Jesús devuelve la vida a Lázaro
“Yo soy la resurrección y la vida”
María, Marta y Lázaro vivían en una ciudad llamada Betania. Creían en Jesús y Él los amaba. María y Marta eran hermanas de Lázaro.
Lázaro se pone muy enfermo. Jesús estaba en otra ciudad. María y Marta le enviaron un mensaje para decirle que Su amigo estaba enfermo.
Jesús esperó dos días. Luego les dijo a Sus discípulos que irían a Betania. Los discípulos estaban preocupados, porque algunas de las personas que estaban cerca de Betania querían hacerle daño a Jesús. Pero Jesús quería ayudar a Lázaro. Jesús dijo que Lázaro ya había muerto y que Él le iba a devolver la vida.
Marta se encontró con Jesús fuera de la ciudad. Dijo que si Jesús hubiera venido antes, Lázaro no habría muerto. Jesús prometió que Lázaro volvería a vivir.

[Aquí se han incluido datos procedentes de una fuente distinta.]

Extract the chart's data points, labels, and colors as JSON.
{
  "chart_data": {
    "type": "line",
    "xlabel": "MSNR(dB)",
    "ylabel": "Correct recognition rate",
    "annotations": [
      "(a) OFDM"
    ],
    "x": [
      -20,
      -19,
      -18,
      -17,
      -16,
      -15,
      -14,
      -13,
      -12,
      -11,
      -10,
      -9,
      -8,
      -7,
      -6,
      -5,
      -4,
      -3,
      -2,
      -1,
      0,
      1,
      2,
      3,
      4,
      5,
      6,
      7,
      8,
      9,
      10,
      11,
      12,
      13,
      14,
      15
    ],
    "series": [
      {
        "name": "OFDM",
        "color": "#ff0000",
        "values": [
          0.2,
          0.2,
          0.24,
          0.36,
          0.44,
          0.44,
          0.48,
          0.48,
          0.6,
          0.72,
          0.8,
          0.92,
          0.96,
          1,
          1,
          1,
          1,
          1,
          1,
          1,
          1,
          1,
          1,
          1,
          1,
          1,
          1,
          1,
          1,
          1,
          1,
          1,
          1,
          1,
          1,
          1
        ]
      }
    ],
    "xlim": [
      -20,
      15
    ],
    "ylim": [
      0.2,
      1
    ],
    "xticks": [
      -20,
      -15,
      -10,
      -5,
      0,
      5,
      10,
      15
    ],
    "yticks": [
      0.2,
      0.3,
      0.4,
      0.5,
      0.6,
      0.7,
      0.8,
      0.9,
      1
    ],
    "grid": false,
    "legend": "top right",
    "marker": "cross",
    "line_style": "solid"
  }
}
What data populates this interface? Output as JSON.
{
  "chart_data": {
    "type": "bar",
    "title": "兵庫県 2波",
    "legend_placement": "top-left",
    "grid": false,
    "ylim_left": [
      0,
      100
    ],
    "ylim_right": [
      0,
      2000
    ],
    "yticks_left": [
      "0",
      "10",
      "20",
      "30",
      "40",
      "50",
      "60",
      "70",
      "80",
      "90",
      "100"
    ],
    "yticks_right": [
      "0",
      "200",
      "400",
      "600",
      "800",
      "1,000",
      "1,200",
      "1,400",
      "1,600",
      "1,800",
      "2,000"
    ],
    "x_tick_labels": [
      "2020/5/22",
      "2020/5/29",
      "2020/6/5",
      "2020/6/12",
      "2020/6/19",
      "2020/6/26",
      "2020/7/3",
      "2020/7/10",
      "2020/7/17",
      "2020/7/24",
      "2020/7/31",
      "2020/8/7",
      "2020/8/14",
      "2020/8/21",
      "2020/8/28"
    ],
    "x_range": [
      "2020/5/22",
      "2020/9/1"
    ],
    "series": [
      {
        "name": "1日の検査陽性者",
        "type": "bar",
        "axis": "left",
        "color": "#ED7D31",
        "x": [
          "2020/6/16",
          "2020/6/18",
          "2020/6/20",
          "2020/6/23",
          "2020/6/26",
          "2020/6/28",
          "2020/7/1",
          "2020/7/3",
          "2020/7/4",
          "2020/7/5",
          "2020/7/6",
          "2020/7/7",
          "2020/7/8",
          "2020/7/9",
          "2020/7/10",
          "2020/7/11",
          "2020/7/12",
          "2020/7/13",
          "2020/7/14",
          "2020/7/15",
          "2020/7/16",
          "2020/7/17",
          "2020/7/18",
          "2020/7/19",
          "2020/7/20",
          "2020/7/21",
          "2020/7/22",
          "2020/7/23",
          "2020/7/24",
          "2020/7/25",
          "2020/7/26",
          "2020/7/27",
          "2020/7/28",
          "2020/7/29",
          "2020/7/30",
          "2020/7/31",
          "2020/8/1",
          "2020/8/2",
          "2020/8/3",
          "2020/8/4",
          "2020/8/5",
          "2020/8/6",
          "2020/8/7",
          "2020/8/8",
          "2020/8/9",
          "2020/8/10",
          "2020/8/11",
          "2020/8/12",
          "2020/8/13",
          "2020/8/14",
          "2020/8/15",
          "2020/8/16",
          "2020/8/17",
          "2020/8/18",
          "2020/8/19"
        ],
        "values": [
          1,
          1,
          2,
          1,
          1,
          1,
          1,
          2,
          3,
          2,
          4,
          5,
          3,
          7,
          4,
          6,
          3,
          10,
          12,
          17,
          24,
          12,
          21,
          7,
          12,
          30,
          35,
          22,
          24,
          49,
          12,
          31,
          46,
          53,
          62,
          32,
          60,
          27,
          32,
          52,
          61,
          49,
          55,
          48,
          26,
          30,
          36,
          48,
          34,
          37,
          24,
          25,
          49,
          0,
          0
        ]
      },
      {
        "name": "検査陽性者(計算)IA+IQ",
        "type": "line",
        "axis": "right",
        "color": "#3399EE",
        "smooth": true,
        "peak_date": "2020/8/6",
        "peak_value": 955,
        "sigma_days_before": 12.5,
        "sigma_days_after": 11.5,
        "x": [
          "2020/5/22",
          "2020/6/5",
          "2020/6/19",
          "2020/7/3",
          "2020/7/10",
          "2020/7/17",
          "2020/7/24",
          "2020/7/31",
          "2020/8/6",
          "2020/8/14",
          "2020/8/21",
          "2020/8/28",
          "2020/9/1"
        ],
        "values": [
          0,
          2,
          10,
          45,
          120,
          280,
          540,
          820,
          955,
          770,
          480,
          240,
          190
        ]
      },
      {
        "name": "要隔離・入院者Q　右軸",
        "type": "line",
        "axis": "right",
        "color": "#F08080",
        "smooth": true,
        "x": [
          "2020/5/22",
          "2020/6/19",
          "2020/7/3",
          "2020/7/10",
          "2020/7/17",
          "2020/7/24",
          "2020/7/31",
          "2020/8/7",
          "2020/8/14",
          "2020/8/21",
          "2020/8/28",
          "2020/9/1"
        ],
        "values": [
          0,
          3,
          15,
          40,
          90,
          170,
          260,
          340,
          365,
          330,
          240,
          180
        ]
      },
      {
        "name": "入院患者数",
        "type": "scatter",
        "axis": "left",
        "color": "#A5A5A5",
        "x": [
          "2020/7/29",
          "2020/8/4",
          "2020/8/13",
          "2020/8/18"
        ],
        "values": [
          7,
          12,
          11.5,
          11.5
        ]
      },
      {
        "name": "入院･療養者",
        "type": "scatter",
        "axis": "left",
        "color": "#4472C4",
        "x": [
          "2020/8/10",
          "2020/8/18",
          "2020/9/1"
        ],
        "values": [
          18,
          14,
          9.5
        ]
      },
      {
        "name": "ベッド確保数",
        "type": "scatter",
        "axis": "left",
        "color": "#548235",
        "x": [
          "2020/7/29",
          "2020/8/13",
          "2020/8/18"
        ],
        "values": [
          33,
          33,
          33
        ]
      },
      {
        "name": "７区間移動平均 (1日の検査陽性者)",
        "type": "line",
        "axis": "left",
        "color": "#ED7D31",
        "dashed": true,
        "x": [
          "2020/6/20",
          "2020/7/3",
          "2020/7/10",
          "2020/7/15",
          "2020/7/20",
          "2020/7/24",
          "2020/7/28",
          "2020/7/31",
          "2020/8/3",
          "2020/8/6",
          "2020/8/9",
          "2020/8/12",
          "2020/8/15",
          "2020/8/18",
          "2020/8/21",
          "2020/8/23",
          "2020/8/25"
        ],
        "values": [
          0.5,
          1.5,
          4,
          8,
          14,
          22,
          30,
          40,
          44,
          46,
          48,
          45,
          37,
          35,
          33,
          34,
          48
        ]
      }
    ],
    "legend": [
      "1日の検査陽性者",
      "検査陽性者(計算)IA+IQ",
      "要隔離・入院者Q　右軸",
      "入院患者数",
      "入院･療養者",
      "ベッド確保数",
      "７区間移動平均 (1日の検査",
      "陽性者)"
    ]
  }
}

Jesús dijo: “Yo soy la resurrección y la vida”. Le preguntó a Marta si ella creía en Él. Ella dijo: “Yo he creído que tú eres el Cristo, el Hijo de Dios”.
Marta regresó a la casa y le dijo a María que Jesús había venido. María fue y se postró a los pies de Jesús, llorando por su hermano. Jesús lloró también. Amaba a Lázaro, a María y a Marta.
Jesús, Marta, María y otras personas fueron a la cueva donde estaba sepultado Lázaro. Había una piedra grande que tapaba la entrada. Jesús mandó que quitaran la piedra.
Pero Marta le dijo a Jesús que Lázaro ya llevaba muerto cuatro días. Jesús le recordó a Marta Su promesa. Le pidió que creyera.
Entonces Jesús oró a Su Padre. Le dio gracias a Dios por escucharlo siempre. Jesús quería que la gente creyera que Dios lo había enviado para ser el Salvador. Luego Jesús exclamó: “¡Lázaro, ven fuera!”
Lázaro salió de la cueva. Todavía estaba envuelto en las vendas y las sábanas con las que lo habían enterrado. Jesús le dijo a la gente que le quitaran las vendas. Muchas de las personas que presenciaron ese día creyeron que Jesús era verdaderamente el Salvador, el Hijo de Dios.